Altering the gut microbiome may be a useful long-term therapeutic strategy for treating metabolic disorders. One approach is to genetically modify intestinal bacteria to secrete therapeutic compounds that mitigate against metabolic diseases and thereby provide continuous treatment without requiring continuous drug administration. To test the feasibility of this concept, we genetically modified the intestinal bacteria E. coli Nissle 1917 (EcN) to secrete N-acyl-phosphatidylethanolamines (NAPEs) by expressing NAPE acyltransferase (pNAPE-EcN). NAPEs are normally synthesized by the small intestine and then rapidly hydrolyzed to the highly anorexigenic N-acyl-ethanolamines (NAEs) by NAPE-specific phospholipase D (NAPE-PLD) in the intestine. We found that administration of pNAPE-EcN bacteria to mice in their drinking water markedly inhibited body weight and body fat gain of mice fed a high-fat diet compared to mice administered control bacteria or vehicle only. Hepatic levels of NAEs and of fatty acid gene expression were markedly increased by pNAPE-EcN administration, demonstrating that bacterially synthesized therapeutic compounds can be delivered to extra-intestinal tissues. Viable pNAPE-EcN was detected in fecal samples for at least four weeks after ending their administration in drinking water and body weight and body fat remained significantly lower than for control treated mice even 12 weeks post-administration, demonstrating that sufficient pNAPE-EcN persisted after administration to exert pharmacological effects.
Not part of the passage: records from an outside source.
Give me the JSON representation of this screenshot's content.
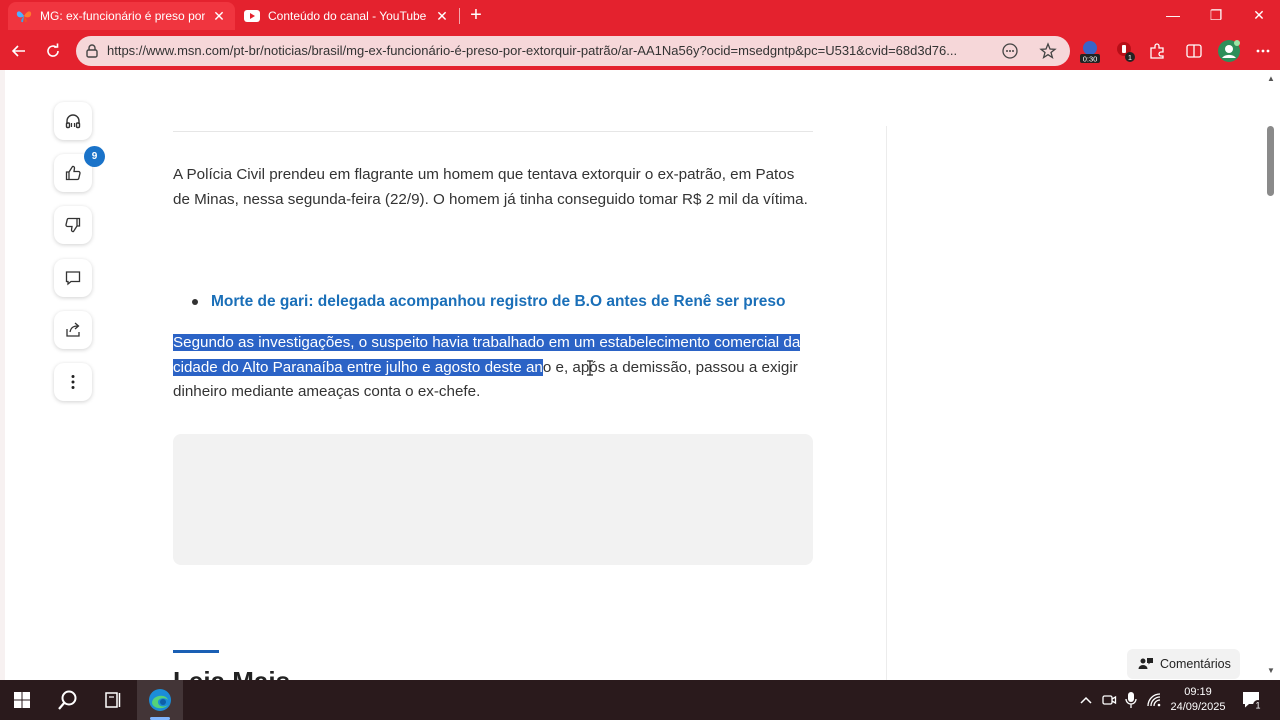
{
  "browser": {
    "tabs": [
      {
        "title": "MG: ex-funcionário é preso por e",
        "active": true
      },
      {
        "title": "Conteúdo do canal - YouTube Stu",
        "active": false
      }
    ],
    "url": "https://www.msn.com/pt-br/noticias/brasil/mg-ex-funcionário-é-preso-por-extorquir-patrão/ar-AA1Na56y?ocid=msedgntp&pc=U531&cvid=68d3d76...",
    "extension_badge_timer": "0:30",
    "extension_badge_count": "1",
    "accent_color": "#e4222e"
  },
  "sidebar": {
    "like_count": "9",
    "items": [
      "listen-icon",
      "like-icon",
      "dislike-icon",
      "comment-icon",
      "share-icon",
      "more-icon"
    ]
  },
  "article": {
    "para1": "A Polícia Civil prendeu em flagrante um homem que tentava extorquir o ex-patrão, em Patos de Minas, nessa segunda-feira (22/9). O homem já tinha conseguido tomar R$ 2 mil da vítima.",
    "related_link": "Morte de gari: delegada acompanhou registro de B.O antes de Renê ser preso",
    "para2_selected": "Segundo as investigações, o suspeito havia trabalhado em um estabelecimento comercial da cidade do Alto Paranaíba entre julho e agosto deste an",
    "para2_rest": "o e, após a demissão, passou a exigir dinheiro mediante ameaças conta o ex-chefe.",
    "heading_peek": "Leia Mais",
    "comments_label": "Comentários"
  },
  "taskbar": {
    "time": "09:19",
    "date": "24/09/2025",
    "notification_count": "1"
  }
}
To test whether the anorexigenic effects of pNAPE-EcN required hydrolysis of NAPE to NAE, we coexpressed both NAPE-PLD and NAPE acyltransferase to generate bacteria that secrete NAEs (pNAE-EcN) but not NAPEs. In wild-type mice, administration of pNAE-EcN exerted similar effects as pNAPE-EcN. In NAPE-PLD null mice, administration of pNAE-EcN but not pNAPE-EcN significantly inhibited body weight and body fat gain on the high-fat diet. Thus hydrolysis of NAPE to NAE by NAPE-PLD is absolutely required for the anorexigenic effect of NAPE.
In summary, our studies provide proof-of-concept that incorporating bacteria engineered to secrete NAPE into the gut microbiota can be an effective long-term strategy for inhibiting development of obesity and provide insight into the mechanisms of action of these therapeutic bacteria.